É natural que se pergunte:

Porque mais um blog espiritualista de mensagens e poemas em meio a tantos que já existem?

Que teríamos de novo pra oferecer?

Além da simplicidade, sinceridade e desejo de sermos úteis, não temos nada de novo a oferecer, mas gostaríamos de perguntar: será que temos realmente prestado atenção naquilo que temos lido nestes muitos sites e blogs de mensagens ou poemas? Muitos deles trazem ótimas mensagens, lindos poemas e excelentes textos que, se prestássemos mesmo atenção, seriam de grande utilidade para nossa s vidas.

Oferecemos mais um destes blogs com mensagens, poemas e pequenos textos de esclarecimento, porém recomendamos que você leia apenas um texto de cada vez, reflita sobre ele, somente depois leia outro. Nestes tempos de excesso de informação em que vivemos, cometemos o erro de querer ler tudo para saber de tudo e acabamos, na pressa, não lendo nada e não aprendendo nada. Parece que o problema não está na quantidade de blogs e sites, mas no modo como temos nos relacionado com estes textos.

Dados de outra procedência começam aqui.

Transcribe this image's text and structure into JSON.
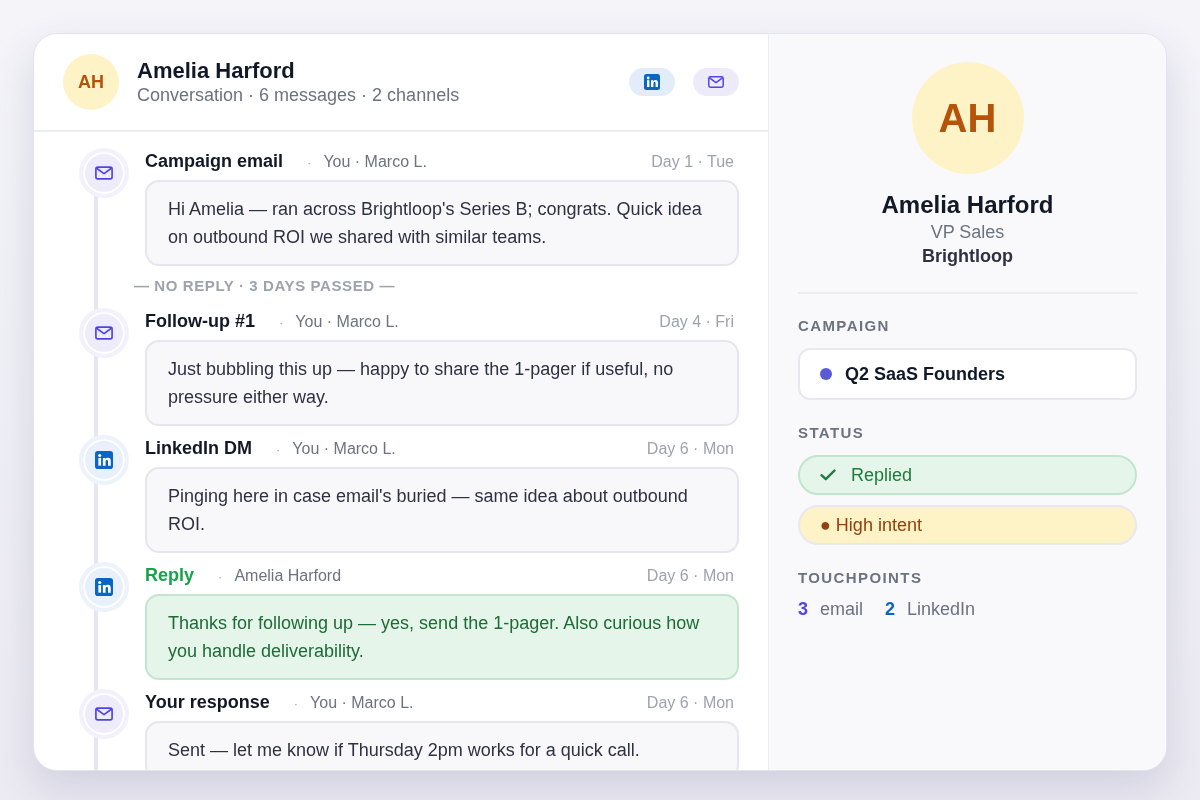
{
  "contact": {
    "initials": "AH",
    "name": "Amelia Harford",
    "summary": "Conversation · 6 messages · 2 channels"
  },
  "channels": [
    {
      "kind": "linkedin"
    },
    {
      "kind": "email"
    }
  ],
  "thread": [
    {
      "kind": "message",
      "channel": {
        "kind": "email"
      },
      "title": "Campaign email",
      "separator": "·",
      "meta": "You · Marco L.",
      "date": "Day 1 · Tue",
      "body": "Hi Amelia — ran across Brightloop's Series B; congrats. Quick idea on outbound ROI we shared with similar teams."
    },
    {
      "kind": "gap",
      "label": "— NO REPLY · 3 DAYS PASSED —"
    },
    {
      "kind": "message",
      "channel": {
        "kind": "email"
      },
      "title": "Follow-up #1",
      "separator": "·",
      "meta": "You · Marco L.",
      "date": "Day 4 · Fri",
      "body": "Just bubbling this up — happy to share the 1-pager if useful, no pressure either way."
    },
    {
      "kind": "message",
      "channel": {
        "kind": "linkedin"
      },
      "title": "LinkedIn DM",
      "separator": "·",
      "meta": "You · Marco L.",
      "date": "Day 6 · Mon",
      "body": "Pinging here in case email's buried — same idea about outbound ROI."
    },
    {
      "kind": "reply",
      "channel": {
        "kind": "linkedin"
      },
      "title": "Reply",
      "separator": "·",
      "meta": "Amelia Harford",
      "date": "Day 6 · Mon",
      "body": "Thanks for following up — yes, send the 1-pager. Also curious how you handle deliverability."
    },
    {
      "kind": "message",
      "channel": {
        "kind": "email"
      },
      "title": "Your response",
      "separator": "·",
      "meta": "You · Marco L.",
      "date": "Day 6 · Mon",
      "body": "Sent — let me know if Thursday 2pm works for a quick call."
    }
  ],
  "profile": {
    "initials": "AH",
    "name": "Amelia Harford",
    "role": "VP Sales",
    "company": "Brightloop"
  },
  "campaign": {
    "label": "CAMPAIGN",
    "name": "Q2 SaaS Founders",
    "color": "#5b5bd6"
  },
  "status": {
    "label": "STATUS",
    "pills": [
      {
        "kind": "replied",
        "text": "Replied"
      },
      {
        "kind": "intent",
        "text": "● High intent"
      }
    ]
  },
  "touchpoints": {
    "label": "TOUCHPOINTS",
    "items": [
      {
        "count": "3",
        "label": "email",
        "color": "#4f46e5"
      },
      {
        "count": "2",
        "label": "LinkedIn",
        "color": "#0a66c2"
      }
    ]
  }
}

Vamos apresentar textos escritos por espíritos - alguns que ainda estão no corpo físico e outros que já deixaram a matéria densa e desfrutam da liberdade espiritual em corpos menos densos. A preocupação maior desses textos é de contribuir, ainda que minimamente, para tornar a humanidade melhor.

Esperamos que vocês leiam com atenção, desfrutem, reflitam... mas sem pressa!

Não queremos convencer, pregar religião ou fazer a cabeça de ninguém, pois acreditamos que a melhora espiritual só ocorre quando vem de dentro para fora e, para isso, é necessário que tenhamos autonomia. Entendemos que é preciso estar com a mente aberta, livre de dogmas para poder aprender coisas novas.

Se desejar, faça um comentário. Sua opinião e/ou colaboração além de muito importante, será bem vinda.

Do lado direito, logo abaixo, temos os marcadores - através deles você localiza os textos pelo assunto de seu interesse.


Nosso e-mail: umamigalhadeluz@gmail.com

Você pode nos mandar um e-mail ou deixar sua opinião
no final de cada texto. Sua participação é muito importante!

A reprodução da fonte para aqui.